Comentário editorial
Nesta leitura jurisprudencial, a decisão é situada por classe, competência e órgão julgador. O registro corresponde a AgRg nos EDcl no AREsp, apreciado por QUINTA TURMA, sob relatoria de REYNALDO SOARES DA FONSECA. Esses elementos ajudam a avaliar o alcance processual do pronunciamento.
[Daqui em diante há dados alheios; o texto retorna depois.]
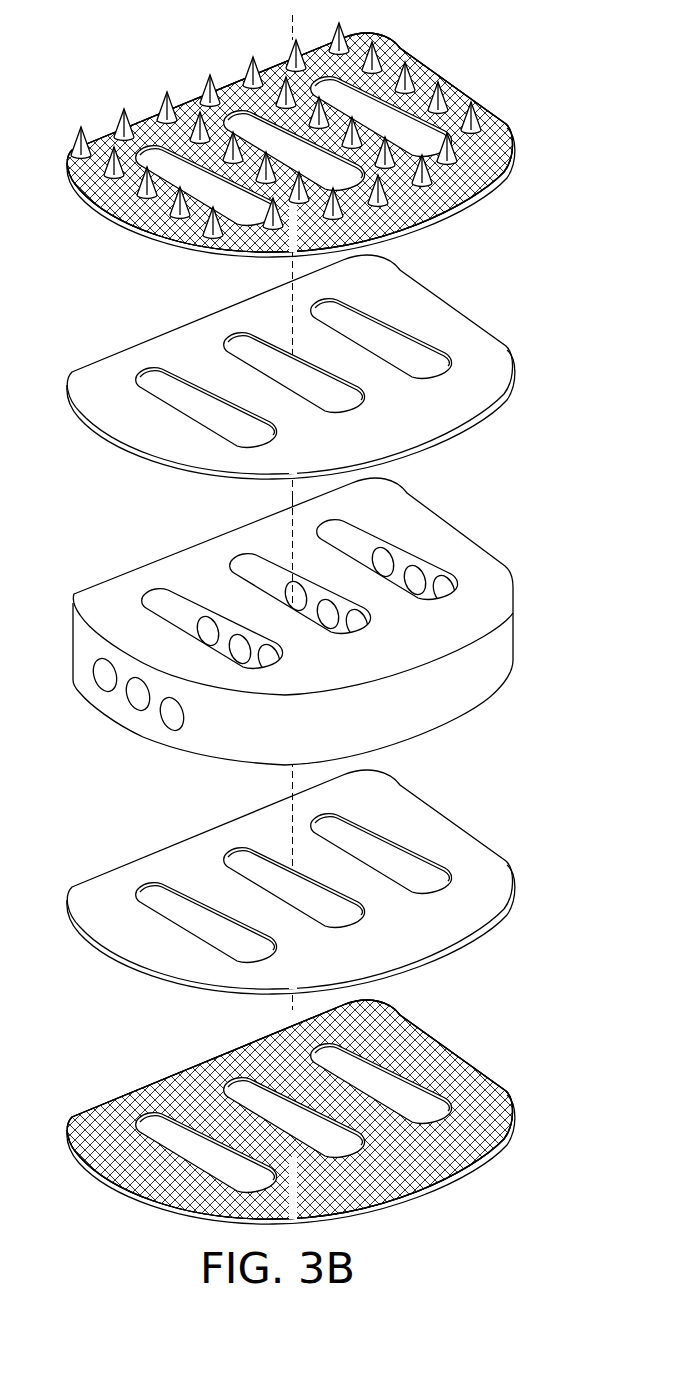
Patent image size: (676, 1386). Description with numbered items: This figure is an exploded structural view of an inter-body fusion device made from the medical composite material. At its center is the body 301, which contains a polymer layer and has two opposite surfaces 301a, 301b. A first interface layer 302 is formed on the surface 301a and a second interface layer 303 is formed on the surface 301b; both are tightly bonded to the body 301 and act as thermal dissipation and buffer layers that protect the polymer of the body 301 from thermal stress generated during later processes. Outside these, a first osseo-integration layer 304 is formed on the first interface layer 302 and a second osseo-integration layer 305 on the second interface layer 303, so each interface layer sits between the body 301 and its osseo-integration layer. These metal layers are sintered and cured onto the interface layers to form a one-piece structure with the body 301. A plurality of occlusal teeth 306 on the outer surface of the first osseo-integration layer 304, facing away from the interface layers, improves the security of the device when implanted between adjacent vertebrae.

The body 301 is at (326, 621).
The surface of the body 301a is at (487, 578).
The surface of the body 301b is at (487, 701).
The first interface layer 302 is at (488, 357).
The second interface layer 303 is at (488, 872).
The first osseo-integration layer 304 is at (494, 146).
The second osseo-integration layer 305 is at (491, 1098).
The occlusal teeth 306 is at (490, 121).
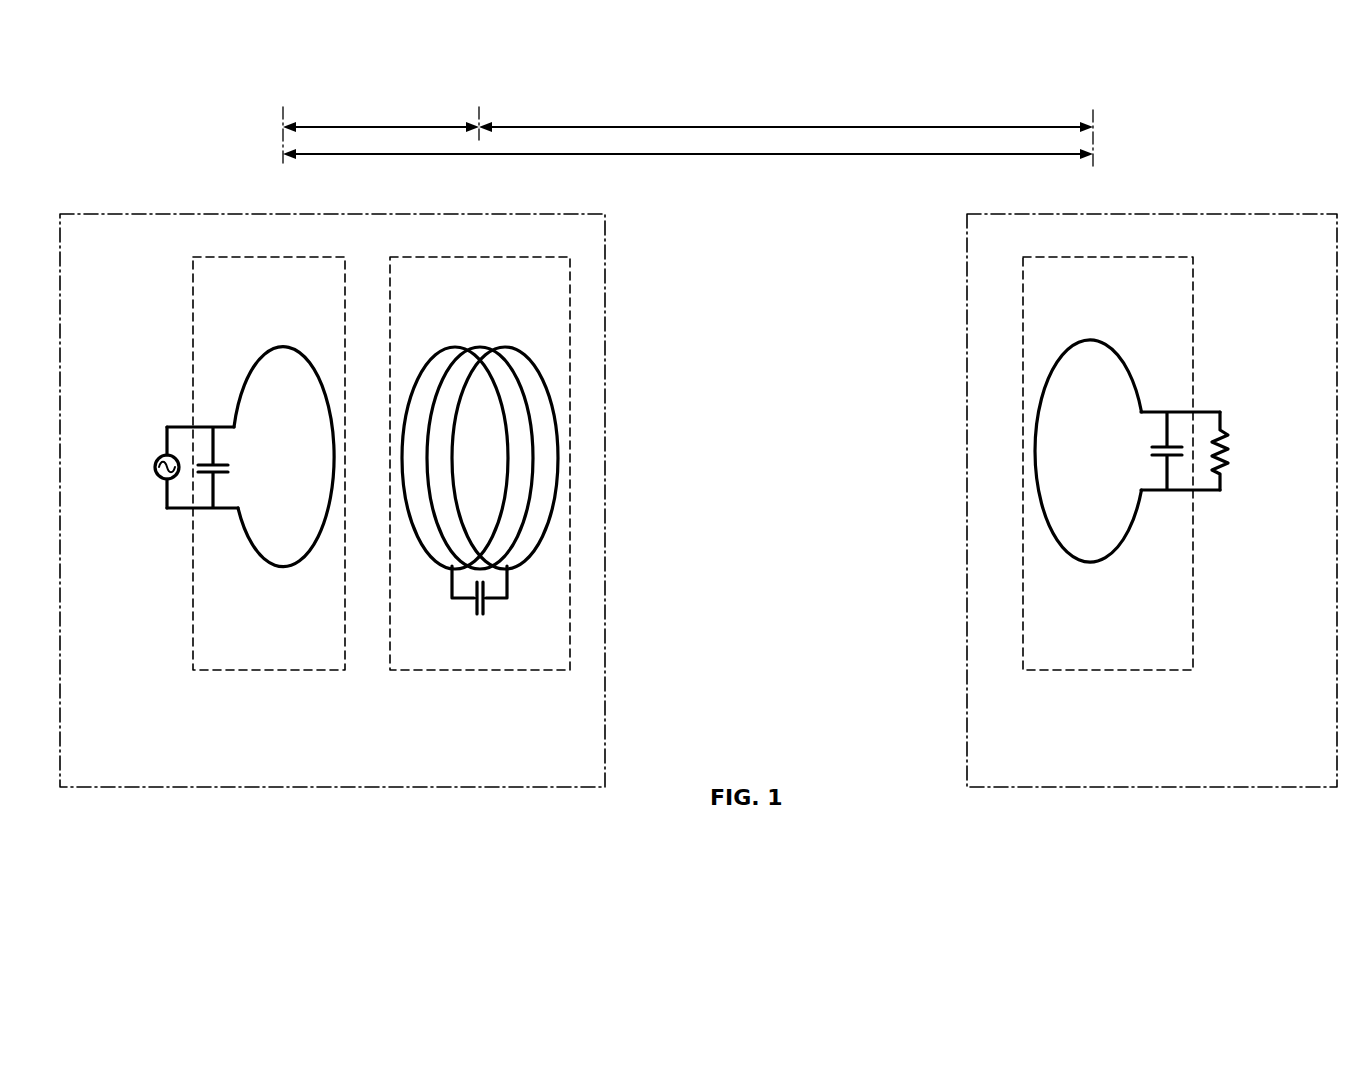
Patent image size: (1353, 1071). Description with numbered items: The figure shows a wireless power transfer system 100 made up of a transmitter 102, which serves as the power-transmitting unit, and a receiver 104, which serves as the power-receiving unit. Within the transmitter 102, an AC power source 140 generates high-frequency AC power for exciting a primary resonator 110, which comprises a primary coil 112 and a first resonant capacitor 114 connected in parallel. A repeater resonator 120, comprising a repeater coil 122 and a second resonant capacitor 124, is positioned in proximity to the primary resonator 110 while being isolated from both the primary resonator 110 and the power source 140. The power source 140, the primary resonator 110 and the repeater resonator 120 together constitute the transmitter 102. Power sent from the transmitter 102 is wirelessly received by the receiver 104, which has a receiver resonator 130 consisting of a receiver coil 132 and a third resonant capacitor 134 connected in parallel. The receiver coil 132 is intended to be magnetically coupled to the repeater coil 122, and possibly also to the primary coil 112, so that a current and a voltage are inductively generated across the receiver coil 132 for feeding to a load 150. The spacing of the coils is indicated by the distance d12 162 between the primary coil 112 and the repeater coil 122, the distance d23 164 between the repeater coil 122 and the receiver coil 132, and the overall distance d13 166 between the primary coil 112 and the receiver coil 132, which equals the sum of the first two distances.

The WPT system 100 is at (1098, 76).
The transmitter 102 is at (96, 214).
The receiver 104 is at (1238, 214).
The primary resonator 110 is at (208, 672).
The primary coil 112 is at (275, 345).
The first resonant capacitor 114 is at (223, 476).
The repeater resonator 120 is at (418, 672).
The repeater coil 122 is at (482, 348).
The second resonant capacitor 124 is at (486, 600).
The receiver resonator 130 is at (1041, 672).
The receiver coil 132 is at (1090, 341).
The third resonant capacitor 134 is at (1163, 460).
The AC power source 140 is at (157, 477).
The load 150 is at (1226, 464).
The distance d12 162 is at (405, 78).
The distance d23 164 is at (805, 78).
The distance d13 166 is at (742, 186).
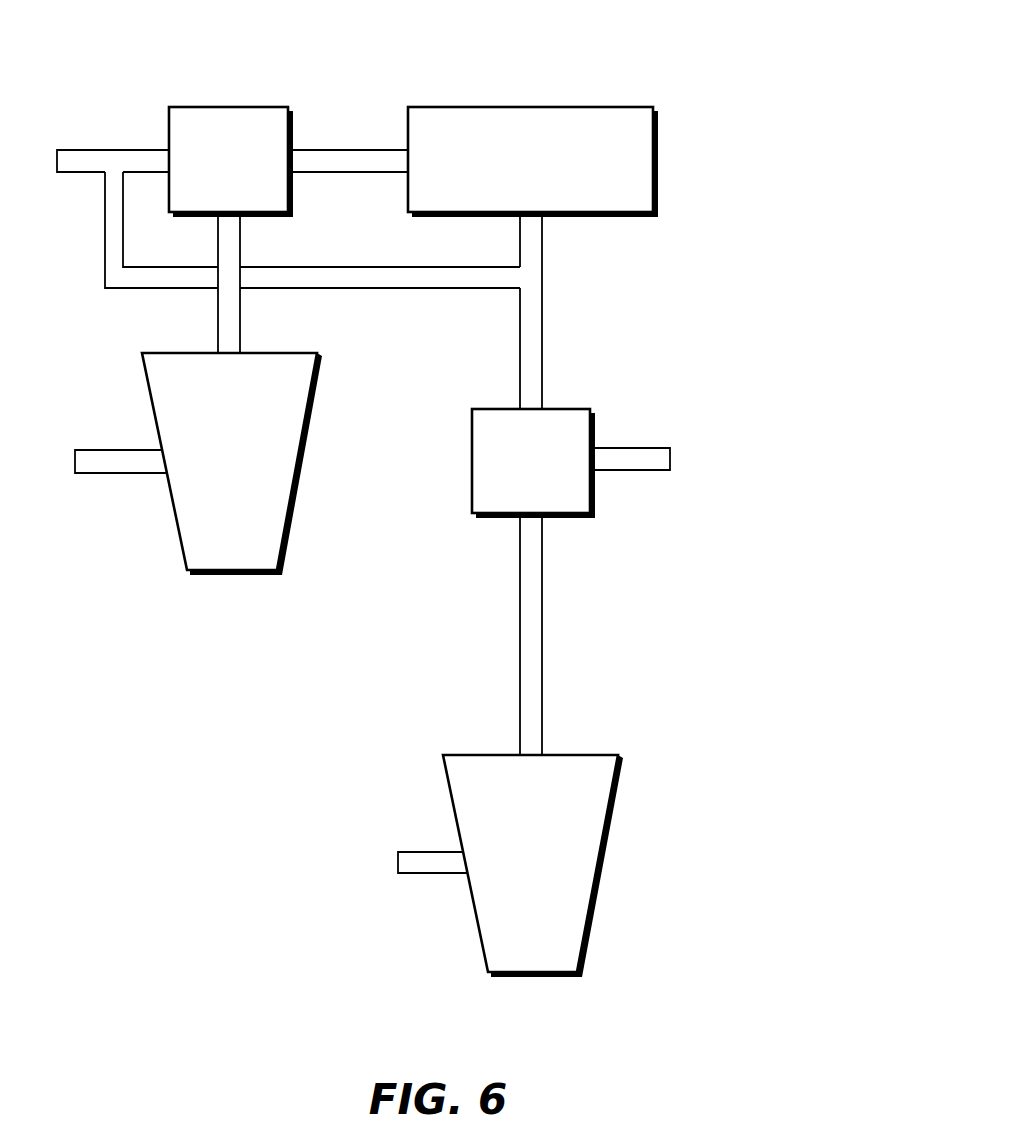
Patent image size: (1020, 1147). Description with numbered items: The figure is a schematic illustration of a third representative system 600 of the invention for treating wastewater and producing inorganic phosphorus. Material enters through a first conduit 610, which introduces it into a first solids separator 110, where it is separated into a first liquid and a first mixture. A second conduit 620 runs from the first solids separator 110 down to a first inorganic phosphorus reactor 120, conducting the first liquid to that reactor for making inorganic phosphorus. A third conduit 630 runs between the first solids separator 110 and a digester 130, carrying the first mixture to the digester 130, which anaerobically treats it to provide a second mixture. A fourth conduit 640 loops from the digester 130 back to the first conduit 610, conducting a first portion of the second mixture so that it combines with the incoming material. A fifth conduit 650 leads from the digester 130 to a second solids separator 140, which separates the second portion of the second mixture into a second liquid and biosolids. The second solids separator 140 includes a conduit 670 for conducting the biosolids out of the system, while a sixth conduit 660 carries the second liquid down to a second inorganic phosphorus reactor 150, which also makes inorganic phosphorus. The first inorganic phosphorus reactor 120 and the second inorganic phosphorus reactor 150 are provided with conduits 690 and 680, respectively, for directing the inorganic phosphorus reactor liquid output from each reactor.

The system 600 is at (731, 84).
The first solids separator 110 is at (231, 162).
The digester 130 is at (533, 162).
The second solids separator 140 is at (533, 463).
The first inorganic phosphorus reactor 120 is at (232, 464).
The second inorganic phosphorus reactor 150 is at (533, 866).
The first conduit 610 is at (133, 150).
The second conduit 620 is at (240, 240).
The third conduit 630 is at (352, 150).
The fourth conduit 640 is at (327, 290).
The fifth conduit 650 is at (542, 300).
The sixth conduit 660 is at (542, 647).
The conduit 670 is at (633, 455).
The conduit 680 is at (412, 850).
The conduit 690 is at (108, 450).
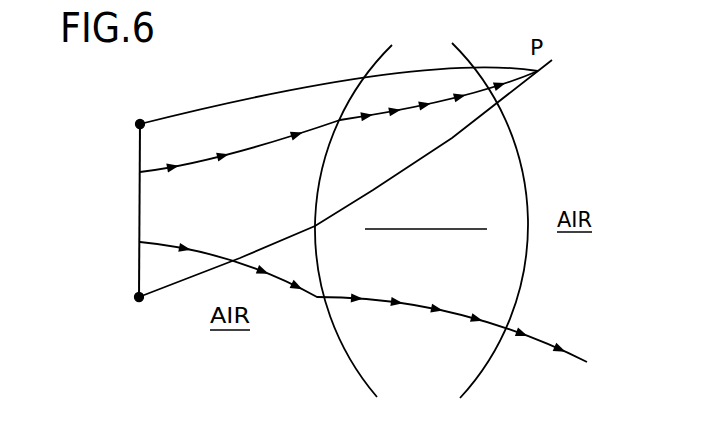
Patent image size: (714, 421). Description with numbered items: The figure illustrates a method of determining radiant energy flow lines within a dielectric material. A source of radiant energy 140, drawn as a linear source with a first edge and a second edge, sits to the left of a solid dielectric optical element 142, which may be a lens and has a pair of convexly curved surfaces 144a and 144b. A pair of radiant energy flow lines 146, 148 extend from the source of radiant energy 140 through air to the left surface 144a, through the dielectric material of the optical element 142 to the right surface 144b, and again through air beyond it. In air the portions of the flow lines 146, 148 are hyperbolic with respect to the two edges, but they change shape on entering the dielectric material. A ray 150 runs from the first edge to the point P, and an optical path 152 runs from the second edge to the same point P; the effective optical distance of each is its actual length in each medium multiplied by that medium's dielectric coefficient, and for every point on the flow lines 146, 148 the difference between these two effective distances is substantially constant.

The source of radiant energy 140 is at (128, 203).
The solid dielectric optical element 142 is at (436, 226).
The left surface 144a is at (345, 364).
The right surface 144b is at (498, 369).
The radiant energy flow line 146 is at (200, 163).
The radiant energy flow line 148 is at (207, 250).
The ray 150 is at (262, 94).
The optical path 152 is at (447, 142).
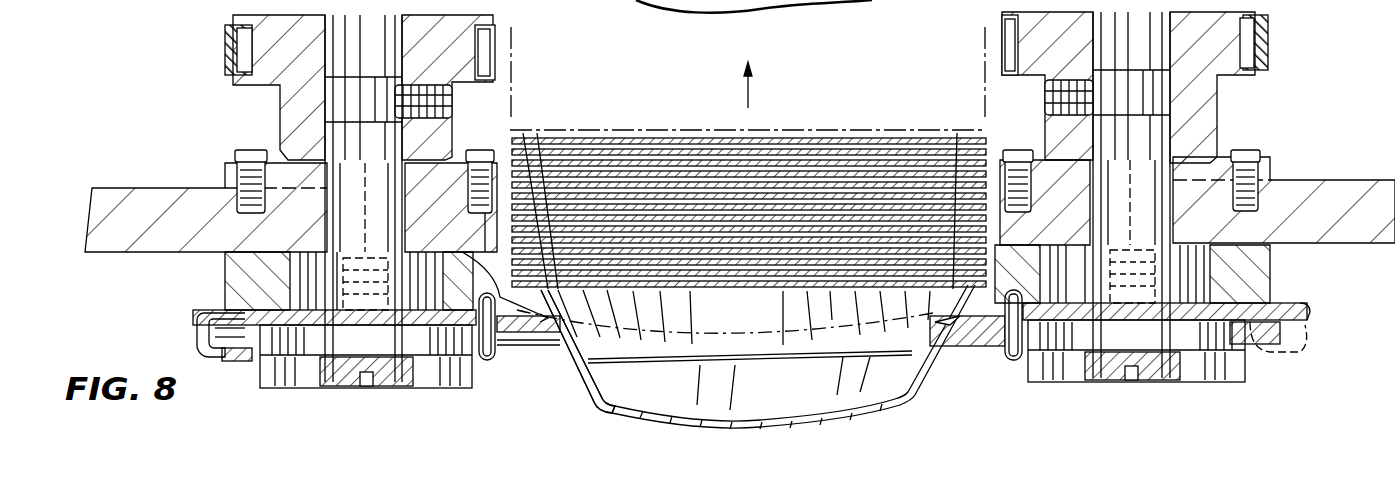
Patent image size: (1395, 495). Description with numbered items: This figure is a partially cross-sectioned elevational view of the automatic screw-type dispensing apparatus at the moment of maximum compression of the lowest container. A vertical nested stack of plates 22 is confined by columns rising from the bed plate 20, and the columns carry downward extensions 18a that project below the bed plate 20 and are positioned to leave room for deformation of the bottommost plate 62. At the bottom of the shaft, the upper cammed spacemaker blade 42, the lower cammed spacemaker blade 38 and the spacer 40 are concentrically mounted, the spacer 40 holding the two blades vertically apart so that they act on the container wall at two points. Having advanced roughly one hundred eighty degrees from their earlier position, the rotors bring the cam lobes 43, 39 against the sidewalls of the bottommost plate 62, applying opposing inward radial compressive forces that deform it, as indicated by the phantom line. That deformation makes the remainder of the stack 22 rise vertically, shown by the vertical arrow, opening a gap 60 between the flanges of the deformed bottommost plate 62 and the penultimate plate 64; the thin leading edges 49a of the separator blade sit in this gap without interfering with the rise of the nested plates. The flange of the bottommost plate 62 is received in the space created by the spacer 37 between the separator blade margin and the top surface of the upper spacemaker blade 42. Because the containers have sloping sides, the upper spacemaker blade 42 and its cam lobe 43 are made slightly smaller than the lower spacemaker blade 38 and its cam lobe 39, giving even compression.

The column extension 18a is at (567, 0).
The bed plate 20 is at (1365, 203).
The stack of plates 22 is at (704, 118).
The spacer 37 is at (197, 322).
The lower cammed spacemaker blade 38 is at (222, 355).
The cam lobe 39 is at (967, 350).
The spacer 40 is at (218, 341).
The upper cammed spacemaker blade 42 is at (215, 331).
The cam lobe 43 is at (980, 350).
The leading edge 49a is at (528, 355).
The gap 60 is at (877, 332).
The bottommost plate 62 is at (583, 378).
The penultimate plate 64 is at (494, 274).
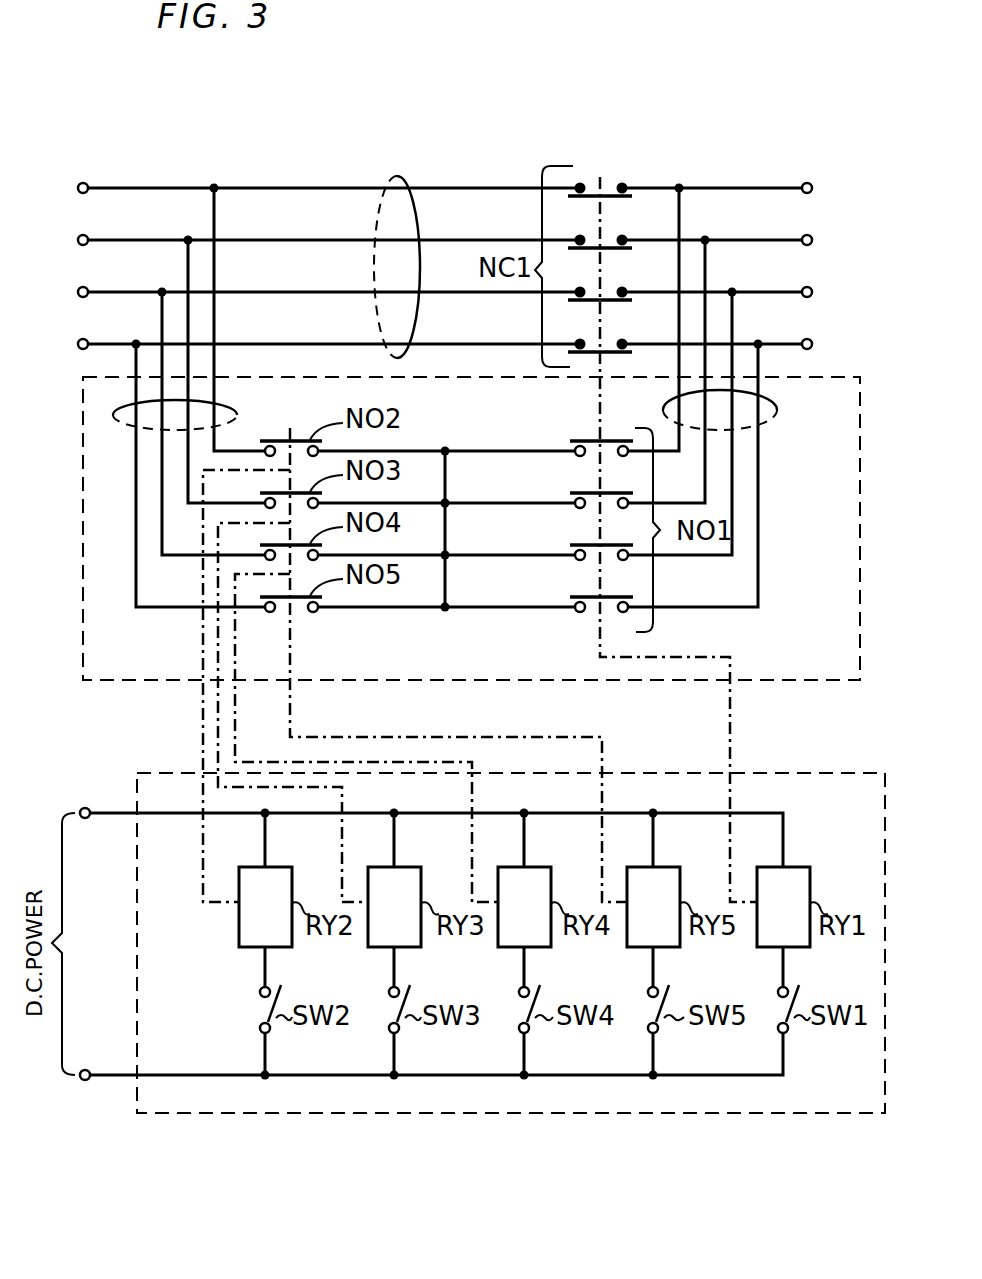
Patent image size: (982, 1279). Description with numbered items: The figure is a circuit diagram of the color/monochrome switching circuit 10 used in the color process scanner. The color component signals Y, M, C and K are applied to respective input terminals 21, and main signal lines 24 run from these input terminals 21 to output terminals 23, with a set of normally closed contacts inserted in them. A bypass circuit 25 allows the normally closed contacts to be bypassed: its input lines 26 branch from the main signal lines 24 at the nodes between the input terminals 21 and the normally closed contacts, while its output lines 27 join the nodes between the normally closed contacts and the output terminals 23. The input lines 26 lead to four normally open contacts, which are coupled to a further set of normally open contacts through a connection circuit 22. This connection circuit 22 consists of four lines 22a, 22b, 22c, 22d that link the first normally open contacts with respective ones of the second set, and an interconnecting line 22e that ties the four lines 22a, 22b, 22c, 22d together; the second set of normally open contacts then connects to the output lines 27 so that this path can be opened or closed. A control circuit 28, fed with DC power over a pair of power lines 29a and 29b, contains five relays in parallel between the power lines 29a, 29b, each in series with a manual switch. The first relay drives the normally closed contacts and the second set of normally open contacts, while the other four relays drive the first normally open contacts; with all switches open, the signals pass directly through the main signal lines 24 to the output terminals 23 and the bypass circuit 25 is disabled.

O precedente deve ser confrontado com a moldura fática, a questão jurídica decidida, eventuais requisitos de admissibilidade e a legislação mencionada. Os destaques abaixo funcionam como mapa de leitura da ementa, não como substituto do inteiro teor ou de pesquisa sobre decisões posteriores.
Pontos centrais da ementa
- AGRAVO REGIMENTAL NOS EMBARGOS DE DECLARAÇÃO NO AGRAVO EM RECURSO ESPECIAL.
- INDIVIDUALIZAÇÃO DA PENA E PROPORCIONALIDADE.
- A confissão parcial ou qualificada autoriza a fixação da fração da atenuante em patamar inferior a 1/6, à luz dos princípios da individualização da pena e da proporcionalidade, conforme a orientação desta Corte .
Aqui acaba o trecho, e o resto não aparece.